В молескин юноше, обдумывающему житьё:
Faced with the choice between changing one’s mind and proving that there is no need to do so, almost everyone gets busy on the proof.
То есть: «столкнувшись с выбором между изменением своего мнения и доказательством того, почему этого делать не надо, почти все принимаются за доказательство».
Джон Кеннет Гэлбрейт, американский экономист, большой поклонник и проповедник кейнсианства написал это 60 лет назад. Фраза мудрая и приложимая ко множеству бытовых ситуаций, так что юноше пригодится.
Процитированное наставление было, однако, адресовано не юношам, а коллегам Гэлбрейта, отринувшим благодать учения Джона Мейнарда Кейнса. Вообще плутание экономической мысли между разнообразными вариантами классической экономики и кейнсианства — это довольно забавная история, при пристальном рассмотрении весьма разрушительная для веры в научность экономики.

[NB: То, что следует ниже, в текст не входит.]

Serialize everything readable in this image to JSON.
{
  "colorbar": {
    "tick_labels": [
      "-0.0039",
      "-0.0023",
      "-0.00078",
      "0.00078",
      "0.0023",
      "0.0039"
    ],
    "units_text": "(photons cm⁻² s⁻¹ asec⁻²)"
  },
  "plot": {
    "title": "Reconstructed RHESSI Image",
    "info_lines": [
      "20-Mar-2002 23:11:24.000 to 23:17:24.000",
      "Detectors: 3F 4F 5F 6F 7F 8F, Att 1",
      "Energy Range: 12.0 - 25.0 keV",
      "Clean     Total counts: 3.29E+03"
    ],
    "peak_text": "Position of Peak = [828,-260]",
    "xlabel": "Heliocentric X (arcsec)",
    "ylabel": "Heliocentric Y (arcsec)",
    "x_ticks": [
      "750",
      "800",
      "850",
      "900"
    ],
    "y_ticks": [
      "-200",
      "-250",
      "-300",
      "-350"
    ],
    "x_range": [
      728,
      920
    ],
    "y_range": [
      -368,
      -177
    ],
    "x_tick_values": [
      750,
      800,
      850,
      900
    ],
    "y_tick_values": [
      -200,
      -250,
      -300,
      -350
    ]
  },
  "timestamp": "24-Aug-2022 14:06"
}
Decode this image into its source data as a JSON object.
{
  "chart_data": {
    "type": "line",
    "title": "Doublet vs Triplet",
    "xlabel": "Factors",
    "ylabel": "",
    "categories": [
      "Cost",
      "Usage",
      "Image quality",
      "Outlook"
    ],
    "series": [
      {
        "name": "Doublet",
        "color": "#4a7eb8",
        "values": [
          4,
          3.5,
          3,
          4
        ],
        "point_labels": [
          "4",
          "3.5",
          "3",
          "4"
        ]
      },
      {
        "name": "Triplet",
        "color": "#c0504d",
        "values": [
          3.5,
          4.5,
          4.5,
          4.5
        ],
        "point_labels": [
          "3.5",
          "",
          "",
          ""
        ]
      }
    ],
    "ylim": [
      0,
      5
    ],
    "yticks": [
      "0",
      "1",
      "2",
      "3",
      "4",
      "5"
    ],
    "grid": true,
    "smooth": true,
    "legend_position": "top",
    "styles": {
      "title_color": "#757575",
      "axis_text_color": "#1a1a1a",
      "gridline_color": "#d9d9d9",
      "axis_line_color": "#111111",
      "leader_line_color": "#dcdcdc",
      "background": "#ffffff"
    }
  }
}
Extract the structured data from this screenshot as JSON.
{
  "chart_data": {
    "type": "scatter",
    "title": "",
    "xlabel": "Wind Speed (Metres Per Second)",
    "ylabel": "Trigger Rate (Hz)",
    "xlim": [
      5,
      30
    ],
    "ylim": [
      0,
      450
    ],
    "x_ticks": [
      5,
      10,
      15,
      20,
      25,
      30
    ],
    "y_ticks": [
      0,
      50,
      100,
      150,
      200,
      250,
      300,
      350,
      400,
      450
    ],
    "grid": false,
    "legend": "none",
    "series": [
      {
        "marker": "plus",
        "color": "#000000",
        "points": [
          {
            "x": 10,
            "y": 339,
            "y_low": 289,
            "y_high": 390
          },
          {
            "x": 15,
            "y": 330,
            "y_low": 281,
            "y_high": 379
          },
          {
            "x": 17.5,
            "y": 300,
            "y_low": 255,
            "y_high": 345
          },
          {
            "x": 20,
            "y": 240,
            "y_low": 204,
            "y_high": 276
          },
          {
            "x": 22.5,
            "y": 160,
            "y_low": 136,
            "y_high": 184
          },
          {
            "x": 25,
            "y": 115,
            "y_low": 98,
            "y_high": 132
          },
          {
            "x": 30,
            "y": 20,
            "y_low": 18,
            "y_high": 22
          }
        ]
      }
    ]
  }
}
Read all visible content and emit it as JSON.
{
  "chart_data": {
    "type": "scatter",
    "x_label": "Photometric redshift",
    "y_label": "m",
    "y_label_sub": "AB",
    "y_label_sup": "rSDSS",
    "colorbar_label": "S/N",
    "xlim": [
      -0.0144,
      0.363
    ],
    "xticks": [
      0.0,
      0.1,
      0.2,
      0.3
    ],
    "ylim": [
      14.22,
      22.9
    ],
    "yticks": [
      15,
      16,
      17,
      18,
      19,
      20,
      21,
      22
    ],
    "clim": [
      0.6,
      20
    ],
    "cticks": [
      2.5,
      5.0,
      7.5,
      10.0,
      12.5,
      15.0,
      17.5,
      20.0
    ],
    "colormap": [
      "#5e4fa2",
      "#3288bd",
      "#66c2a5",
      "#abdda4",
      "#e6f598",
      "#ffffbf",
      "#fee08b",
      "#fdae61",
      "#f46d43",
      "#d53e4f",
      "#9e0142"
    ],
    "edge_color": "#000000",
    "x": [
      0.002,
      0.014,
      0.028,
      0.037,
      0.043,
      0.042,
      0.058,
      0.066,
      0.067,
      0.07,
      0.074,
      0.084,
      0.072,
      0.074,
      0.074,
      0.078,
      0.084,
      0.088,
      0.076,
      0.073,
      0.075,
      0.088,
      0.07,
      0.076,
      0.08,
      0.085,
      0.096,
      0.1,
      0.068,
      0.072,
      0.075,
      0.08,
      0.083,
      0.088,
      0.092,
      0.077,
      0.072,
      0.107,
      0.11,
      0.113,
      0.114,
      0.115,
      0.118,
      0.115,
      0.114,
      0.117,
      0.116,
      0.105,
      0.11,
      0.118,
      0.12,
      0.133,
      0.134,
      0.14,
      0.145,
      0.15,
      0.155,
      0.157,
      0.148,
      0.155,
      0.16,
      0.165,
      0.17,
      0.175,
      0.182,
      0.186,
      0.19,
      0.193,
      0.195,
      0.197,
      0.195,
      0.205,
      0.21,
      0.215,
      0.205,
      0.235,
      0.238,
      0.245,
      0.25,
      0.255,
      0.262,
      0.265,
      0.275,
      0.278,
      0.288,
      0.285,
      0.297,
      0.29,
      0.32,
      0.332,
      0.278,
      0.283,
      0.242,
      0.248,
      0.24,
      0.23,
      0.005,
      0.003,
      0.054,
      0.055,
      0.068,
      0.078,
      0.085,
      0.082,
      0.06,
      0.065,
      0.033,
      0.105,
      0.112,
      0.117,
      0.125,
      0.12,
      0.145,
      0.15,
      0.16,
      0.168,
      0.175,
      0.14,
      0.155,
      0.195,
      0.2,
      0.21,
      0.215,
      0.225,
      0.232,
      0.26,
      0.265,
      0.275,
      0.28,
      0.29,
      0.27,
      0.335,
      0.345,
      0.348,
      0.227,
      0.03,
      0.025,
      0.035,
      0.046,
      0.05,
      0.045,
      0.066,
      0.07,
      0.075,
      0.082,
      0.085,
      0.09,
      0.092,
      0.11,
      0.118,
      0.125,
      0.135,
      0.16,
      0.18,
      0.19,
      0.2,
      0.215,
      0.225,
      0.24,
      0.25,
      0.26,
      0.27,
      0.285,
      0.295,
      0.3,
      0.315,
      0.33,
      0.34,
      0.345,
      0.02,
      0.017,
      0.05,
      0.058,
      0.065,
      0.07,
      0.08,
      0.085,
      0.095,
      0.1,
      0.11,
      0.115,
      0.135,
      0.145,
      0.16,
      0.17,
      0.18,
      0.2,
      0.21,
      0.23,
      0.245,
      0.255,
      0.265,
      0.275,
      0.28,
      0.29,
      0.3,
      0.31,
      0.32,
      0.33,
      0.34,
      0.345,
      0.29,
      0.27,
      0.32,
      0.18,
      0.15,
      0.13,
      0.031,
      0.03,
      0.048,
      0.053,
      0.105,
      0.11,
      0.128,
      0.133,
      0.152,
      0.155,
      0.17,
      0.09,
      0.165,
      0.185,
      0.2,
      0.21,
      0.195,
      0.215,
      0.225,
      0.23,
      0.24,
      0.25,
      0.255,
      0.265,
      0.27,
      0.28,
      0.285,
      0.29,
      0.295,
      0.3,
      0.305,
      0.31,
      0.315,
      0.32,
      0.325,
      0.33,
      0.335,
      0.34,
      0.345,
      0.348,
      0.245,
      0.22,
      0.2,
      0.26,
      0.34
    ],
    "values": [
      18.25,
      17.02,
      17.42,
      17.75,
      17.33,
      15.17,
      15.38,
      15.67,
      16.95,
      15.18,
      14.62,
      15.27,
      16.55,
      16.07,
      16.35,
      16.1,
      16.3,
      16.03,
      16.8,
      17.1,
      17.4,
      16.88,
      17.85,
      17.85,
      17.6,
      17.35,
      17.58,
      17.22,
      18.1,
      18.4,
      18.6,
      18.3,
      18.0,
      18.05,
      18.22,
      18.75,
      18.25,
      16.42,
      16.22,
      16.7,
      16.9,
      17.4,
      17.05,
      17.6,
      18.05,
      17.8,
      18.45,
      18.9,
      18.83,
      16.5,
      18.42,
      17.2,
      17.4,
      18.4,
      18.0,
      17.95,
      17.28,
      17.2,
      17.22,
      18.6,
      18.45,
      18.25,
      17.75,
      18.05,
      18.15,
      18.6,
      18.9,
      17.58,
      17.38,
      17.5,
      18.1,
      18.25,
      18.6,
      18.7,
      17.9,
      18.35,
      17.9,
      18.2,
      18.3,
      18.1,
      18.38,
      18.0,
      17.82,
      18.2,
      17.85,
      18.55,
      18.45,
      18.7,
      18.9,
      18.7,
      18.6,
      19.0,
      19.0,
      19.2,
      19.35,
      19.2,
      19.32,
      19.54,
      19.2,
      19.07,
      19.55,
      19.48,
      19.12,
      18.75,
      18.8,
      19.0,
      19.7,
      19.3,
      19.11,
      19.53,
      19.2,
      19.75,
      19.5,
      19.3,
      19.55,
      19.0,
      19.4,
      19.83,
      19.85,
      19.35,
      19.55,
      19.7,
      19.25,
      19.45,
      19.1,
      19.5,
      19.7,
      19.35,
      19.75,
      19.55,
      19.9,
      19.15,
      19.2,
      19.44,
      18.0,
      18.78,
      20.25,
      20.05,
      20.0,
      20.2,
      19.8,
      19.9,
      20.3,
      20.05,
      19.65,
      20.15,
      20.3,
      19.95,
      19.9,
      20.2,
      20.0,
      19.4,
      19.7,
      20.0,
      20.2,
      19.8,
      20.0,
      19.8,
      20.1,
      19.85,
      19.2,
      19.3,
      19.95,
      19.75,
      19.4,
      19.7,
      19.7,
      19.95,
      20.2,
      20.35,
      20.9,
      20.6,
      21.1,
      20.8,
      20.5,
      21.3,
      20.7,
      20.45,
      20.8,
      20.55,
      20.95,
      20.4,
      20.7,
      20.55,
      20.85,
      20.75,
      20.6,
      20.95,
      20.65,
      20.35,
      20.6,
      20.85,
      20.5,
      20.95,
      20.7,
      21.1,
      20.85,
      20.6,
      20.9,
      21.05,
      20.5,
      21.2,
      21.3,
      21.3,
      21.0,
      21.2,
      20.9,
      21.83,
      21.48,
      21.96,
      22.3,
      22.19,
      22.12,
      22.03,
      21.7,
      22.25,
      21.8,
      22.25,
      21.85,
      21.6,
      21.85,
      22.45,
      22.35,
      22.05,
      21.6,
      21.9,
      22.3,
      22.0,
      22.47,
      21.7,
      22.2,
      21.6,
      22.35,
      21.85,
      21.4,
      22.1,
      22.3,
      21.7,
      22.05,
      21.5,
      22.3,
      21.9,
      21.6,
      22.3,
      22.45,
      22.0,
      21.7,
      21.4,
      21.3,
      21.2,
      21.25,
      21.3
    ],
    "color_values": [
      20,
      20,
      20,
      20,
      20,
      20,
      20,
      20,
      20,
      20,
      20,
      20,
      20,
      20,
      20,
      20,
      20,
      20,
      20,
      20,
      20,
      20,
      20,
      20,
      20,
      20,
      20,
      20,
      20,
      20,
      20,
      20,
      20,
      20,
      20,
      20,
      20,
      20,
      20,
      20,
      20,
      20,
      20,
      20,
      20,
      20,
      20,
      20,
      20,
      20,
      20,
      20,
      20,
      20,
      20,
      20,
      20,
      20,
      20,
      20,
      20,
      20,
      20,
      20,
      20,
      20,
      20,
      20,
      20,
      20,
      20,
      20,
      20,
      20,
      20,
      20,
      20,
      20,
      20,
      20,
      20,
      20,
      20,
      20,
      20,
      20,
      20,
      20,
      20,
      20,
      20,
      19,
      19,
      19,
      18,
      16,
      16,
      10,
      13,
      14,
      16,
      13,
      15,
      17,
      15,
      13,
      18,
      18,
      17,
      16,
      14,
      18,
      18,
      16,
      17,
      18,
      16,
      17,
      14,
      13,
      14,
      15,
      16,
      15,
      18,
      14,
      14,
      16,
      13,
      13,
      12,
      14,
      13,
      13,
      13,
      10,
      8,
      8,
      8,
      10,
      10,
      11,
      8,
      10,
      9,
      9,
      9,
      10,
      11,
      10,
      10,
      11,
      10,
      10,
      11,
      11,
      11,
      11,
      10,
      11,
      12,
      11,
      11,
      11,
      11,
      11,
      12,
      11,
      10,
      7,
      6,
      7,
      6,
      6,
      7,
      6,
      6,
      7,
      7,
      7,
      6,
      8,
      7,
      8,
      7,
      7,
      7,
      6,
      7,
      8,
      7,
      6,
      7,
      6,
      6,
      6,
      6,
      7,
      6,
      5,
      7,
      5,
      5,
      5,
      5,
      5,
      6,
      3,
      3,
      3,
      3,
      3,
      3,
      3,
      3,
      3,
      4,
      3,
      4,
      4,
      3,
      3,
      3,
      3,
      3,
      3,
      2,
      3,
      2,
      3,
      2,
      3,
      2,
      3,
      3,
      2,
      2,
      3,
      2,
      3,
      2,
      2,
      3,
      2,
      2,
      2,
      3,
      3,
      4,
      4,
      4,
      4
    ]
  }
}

Представим себе небольшой городок, в котором есть мастерская, выпускающая стулья. В соответствии с классической экономической теорией — той самой адам-смитовской «невидимой рукой рынка» — мастерская эта произведёт столько стульев, сколько в состоянии купить жители городка. В разгар стулотворения классическая теория прекрасно работает, проблемы начинаются тогда, когда горожане перестают покупать новые стулья. На вопрос, что в этой ситуации делать мебельщику, классическая экономика отвечает: да что угодно. Переквалифицироваться в гончара, например — в городе дефицит горшков.
Такой динамизм выглядит красиво в журнальных статьях, но не в жизни. В реальности мебельщик не стяжает успехов у гончарного круга, будучи вытеснен с этого рынка более опытными гончарами. Придётся ему продавать мастерскую и эмигрировать в колонии.
И тут на авансцену выходят кейнсиане и поют песню о том, что саморегуляция рынков — вредная ересь, что ничего само по себе не регулируется, и во всём необходима твёрдая направляющая рука мудрого государства. Зачем доброму мебельщику бежать в колонии, — поёт кейнсианский хор, — есть способ лучше! Государство должно дать ему заказ на изготовление табуреток для ближайшей казармы, и мастерская оживёт. Так и происходит.
В западной экономике этот хор зазвучал в 1930-е годы, в качестве реакции на Великую Депрессию, которая ознаменовала собой, как тогда считали, крах классической экономики. На протяжении десятилетий кейнсианство рулило на западе, и наш стулотворец чувствовал себя вполне комфортно.
Однако в 1970-е годы механизм даёт сбой. Спонсировать производство стульев государству становится всё сложнее и дороже, а тут ещё и политика поднимает цены на горючее, увеличив уже и без того раздутые казённые расходы. Государственная поддержка стопорится, и стулопроизводство останавливается — на сей раз намертво.
Тогда на сцену, отталкивая кейнсиан и торопливо подключая электрогитары, выскакивают энергичные монетаристы, и под бодрый рокенрол выдают речитатив о том, что государственное стимулирование экономики — суета и тлен, а главное — нежное управление денежной массой. И чтобы с чего-то начать, надо дать народу дешёвых кредитов, и уж они сами развернутся.
Глотнувшая денег экономика оживляется. Стулья жителям городка всё ещё не нужны, но в городке начинается строительный бум. Стулотворец продаёт мастерскую вместе с хорошим участком земли застройщику — и становится скромным рантье. Нирвана длится до второй половины 2000-х, когда финансовые рынки накрывает кризис, и деньги мебельщика испаряются.
Наш герой привычно смотрит на сцену, где уже выстроился хор посвежевших кейнсиан, поющих старую песню о благотворной роли государственного регулирования, но слегка на новый мотив и с новым припевом, в котором слышится выражение «количественное смягчение».
Песня эта так и звучит с 2008 года — до следующего кризиса, когда со сцены вновь запоют о «невидимой руке рынка», ну а стулотворец тем временем работает менеджером проекта в фирме, торгующей импортной мебелью.
И вот этот-то концерт у нас зовётся «экономической наукой» — симпозиумы, рецензируемые статьи, диссертации, всё как у людей.